人々の笑い声、カップルの手をつなぐ仕草。
その中で、二人だけが少し違う時間を歩いていた。
「楽しかったっすね、今日」
「……うん。こんなに一日中遊んだの、初めてかも」
橙の言葉に、翔也が少し照れくさそうに笑う。
歩道に伸びた二人の影が重なり、街灯の明かりが橙の頬をやさしく照らした。
胸の奥に、あたたかいものがじんわりと広がる。
(こんな夜が、ずっと続けばいいのに――)
心の中でそう呟いて、橙はふと足を止めた。
「翔也くん」
呼び止めるように声をかけると、翔也が振り返る。
イルミネーションの光がその金髪を縁取って、まるで冬の夜空の星のように瞬いていた。
橙は、その瞳をまっすぐ見つめた。
「僕も……翔也くんのそばにいたい」
言葉にした瞬間、胸の鼓動が早くなる。
冷たい空気の中で吐いた息が白く混ざり合う。
一瞬、翔也の目が驚いたように見開かれた。
そして、ゆっくりと笑みが浮かぶ。
「え、それって……OKってことっすか?」
橙は恥ずかしそうにうつむき、コクンと小さく頷いた。
その仕草が愛しくて、翔也の表情がふわりとほころぶ。
「──じゃあ、これからも毎日。
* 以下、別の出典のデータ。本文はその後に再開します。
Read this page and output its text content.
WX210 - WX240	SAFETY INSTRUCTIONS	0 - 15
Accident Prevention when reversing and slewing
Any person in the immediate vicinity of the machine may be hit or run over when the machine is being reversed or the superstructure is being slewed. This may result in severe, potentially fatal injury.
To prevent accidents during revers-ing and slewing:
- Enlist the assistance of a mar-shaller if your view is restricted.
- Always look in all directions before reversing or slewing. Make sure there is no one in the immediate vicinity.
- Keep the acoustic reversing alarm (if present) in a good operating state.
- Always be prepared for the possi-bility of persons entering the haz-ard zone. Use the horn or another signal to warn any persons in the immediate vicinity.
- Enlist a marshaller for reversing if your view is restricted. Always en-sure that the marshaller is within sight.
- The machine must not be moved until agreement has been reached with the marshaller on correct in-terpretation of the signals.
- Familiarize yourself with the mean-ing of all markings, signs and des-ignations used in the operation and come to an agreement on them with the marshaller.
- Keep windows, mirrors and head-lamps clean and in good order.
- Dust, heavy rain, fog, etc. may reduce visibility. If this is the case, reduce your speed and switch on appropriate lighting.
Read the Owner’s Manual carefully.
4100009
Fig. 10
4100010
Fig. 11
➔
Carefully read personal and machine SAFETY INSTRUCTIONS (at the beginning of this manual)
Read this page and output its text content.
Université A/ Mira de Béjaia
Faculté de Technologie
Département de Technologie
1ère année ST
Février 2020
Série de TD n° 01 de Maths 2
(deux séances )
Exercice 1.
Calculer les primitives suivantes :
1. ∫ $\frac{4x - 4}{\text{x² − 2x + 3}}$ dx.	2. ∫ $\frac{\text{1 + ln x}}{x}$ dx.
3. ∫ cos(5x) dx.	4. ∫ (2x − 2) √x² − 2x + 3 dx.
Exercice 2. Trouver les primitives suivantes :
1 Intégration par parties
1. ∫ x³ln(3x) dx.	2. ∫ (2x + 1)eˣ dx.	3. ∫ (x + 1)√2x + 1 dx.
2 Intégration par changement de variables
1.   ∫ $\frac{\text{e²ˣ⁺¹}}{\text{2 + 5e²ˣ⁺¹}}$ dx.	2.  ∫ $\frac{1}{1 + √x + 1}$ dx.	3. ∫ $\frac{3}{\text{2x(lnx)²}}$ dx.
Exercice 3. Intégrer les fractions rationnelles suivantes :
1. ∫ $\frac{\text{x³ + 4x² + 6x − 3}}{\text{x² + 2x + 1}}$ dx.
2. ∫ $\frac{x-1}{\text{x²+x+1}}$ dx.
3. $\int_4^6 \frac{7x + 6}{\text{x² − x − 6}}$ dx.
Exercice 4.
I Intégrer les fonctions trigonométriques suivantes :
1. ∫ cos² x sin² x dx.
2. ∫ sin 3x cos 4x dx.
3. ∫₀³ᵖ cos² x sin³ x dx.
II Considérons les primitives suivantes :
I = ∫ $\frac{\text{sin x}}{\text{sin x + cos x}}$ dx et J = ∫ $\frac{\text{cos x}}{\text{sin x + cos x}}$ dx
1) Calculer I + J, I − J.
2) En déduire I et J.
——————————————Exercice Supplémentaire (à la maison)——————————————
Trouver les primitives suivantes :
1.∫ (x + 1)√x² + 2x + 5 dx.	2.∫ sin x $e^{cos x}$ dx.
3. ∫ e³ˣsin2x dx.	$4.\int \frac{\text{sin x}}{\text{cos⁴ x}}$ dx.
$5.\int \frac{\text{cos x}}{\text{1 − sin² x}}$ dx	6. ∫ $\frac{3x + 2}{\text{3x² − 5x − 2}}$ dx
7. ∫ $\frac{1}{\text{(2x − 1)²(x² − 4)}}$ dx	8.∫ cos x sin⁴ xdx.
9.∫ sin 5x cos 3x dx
“また明日”っすね!」
その言葉が、まるで冬の空に浮かぶ灯のようにあたたかく響いた。
街のざわめきが遠のいて、二人だけの世界がそこに生まれる。
橙はそっと微笑む。
雪の気配を含んだ風が髪を揺らし、
「また明日」というたった一言が、心の奥で静かに灯をともした。
それは、恋が確かに始まった瞬間だった。